MPs have raised concern over the high number of rich Kenyans going abroad to seek treatment under the National Hospital Insurance Fund (NHIF) at the expense of poor citizens.
Documents of financial statements presented before the National Assembly Health Committee Wednesday revealed that NHIF paid out Sh17 billion for specialised packages for patients who sought treatment abroad in the 2018/2019 financial year.
The MPs demanded an explanation from NHIF on why it paid more money to private hospitals.
The report on the financial reimbursement to hospitals indicate that private hospitals gobbled up Sh22 billion compared to government hospitals, which received only Sh7 billion. Mission hospitals collected Sh8 billion from NHIF.
The legislators directed NHIF to provide the list of the private hospitals that have benefited from the kitty and the names of individuals who were facilitated by the insurance fund to go for treatment abroad.
MPs David Ochieng (Ugenya), Eseli Simuyu (Tongaren), Zachary Thuku (Kinangop) and Swarup Mishra (Kesses) said the poor have been contributing at NHIF to facilitate the rich to go abroad for specialised treatment.
“How do you determine who should be flown out for specialised treatment, or it’s based on who you know and the connection one has at NHIF? Asked Mr Mishra.

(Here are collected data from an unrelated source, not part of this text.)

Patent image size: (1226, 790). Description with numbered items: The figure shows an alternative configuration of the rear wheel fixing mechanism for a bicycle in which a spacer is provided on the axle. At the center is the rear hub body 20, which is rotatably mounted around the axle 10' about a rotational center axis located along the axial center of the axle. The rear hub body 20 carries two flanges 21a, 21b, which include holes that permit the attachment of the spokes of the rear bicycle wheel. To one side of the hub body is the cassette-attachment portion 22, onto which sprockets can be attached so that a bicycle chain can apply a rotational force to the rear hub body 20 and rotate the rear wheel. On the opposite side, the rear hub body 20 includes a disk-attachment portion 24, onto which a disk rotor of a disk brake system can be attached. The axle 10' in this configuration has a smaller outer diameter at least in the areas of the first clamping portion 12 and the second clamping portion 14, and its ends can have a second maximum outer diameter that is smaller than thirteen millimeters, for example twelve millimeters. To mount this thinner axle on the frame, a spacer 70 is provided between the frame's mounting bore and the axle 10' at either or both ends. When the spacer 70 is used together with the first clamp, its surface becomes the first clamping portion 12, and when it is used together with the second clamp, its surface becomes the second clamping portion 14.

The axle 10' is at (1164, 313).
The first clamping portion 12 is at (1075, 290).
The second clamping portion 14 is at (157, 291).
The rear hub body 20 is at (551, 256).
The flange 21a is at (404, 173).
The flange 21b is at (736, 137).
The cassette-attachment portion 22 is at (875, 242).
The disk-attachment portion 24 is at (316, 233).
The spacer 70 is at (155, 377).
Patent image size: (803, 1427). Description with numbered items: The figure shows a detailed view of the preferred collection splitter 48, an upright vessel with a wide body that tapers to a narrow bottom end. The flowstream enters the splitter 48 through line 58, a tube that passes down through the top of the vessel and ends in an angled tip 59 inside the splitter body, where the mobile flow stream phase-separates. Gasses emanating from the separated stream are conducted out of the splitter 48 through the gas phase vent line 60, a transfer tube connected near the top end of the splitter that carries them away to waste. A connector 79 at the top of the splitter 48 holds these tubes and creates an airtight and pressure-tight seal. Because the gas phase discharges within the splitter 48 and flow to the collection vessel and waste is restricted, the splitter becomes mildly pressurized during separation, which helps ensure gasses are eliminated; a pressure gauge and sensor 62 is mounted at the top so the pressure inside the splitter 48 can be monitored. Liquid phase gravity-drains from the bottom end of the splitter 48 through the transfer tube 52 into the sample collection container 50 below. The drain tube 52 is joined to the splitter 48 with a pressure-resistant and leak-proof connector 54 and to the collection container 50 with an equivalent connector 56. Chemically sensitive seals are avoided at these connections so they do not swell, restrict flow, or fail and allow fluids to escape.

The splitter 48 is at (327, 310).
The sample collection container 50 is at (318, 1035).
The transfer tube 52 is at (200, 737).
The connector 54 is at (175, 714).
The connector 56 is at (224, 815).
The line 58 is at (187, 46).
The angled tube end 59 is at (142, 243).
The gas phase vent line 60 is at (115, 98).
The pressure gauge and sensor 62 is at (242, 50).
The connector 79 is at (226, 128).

“You are not qualified doctors, so how do you know the condition one if suffering from, and who needs to be flown out of the country?” He added.
“The poor are subsidising treatment for the rich and you cannot stand in the gap for them,” added Mr Simiyu.
But acting NHIF Chief Executive Officer Nicodemus Odongo told MPs the process of clearing people to go abroad for specialised treatment is not biased, adding that it’s done by the ministry.
“One cannot just come to NHIF and say they ate going abroad for treatment. The ministry must give a greenlight” Mr Odongo said.
Mr Odongo added that NHIF only pays a maximum of Sh500, 000 for individuals seeking treatment abroad.
He further told the committee chaired by Murang’a Woman Rep Sabina Chege that most of their members prefer to go to private hospitals but NHIF does not cater for the entire bill
“Private hospitals received more money because most members go to these facilities. However, they pay for themselves the amount above what we pay.”
Mr Odongo further noted that the fund pays 100 percent of patients’ bills in public hospitals to encourage their members to go to such facilities.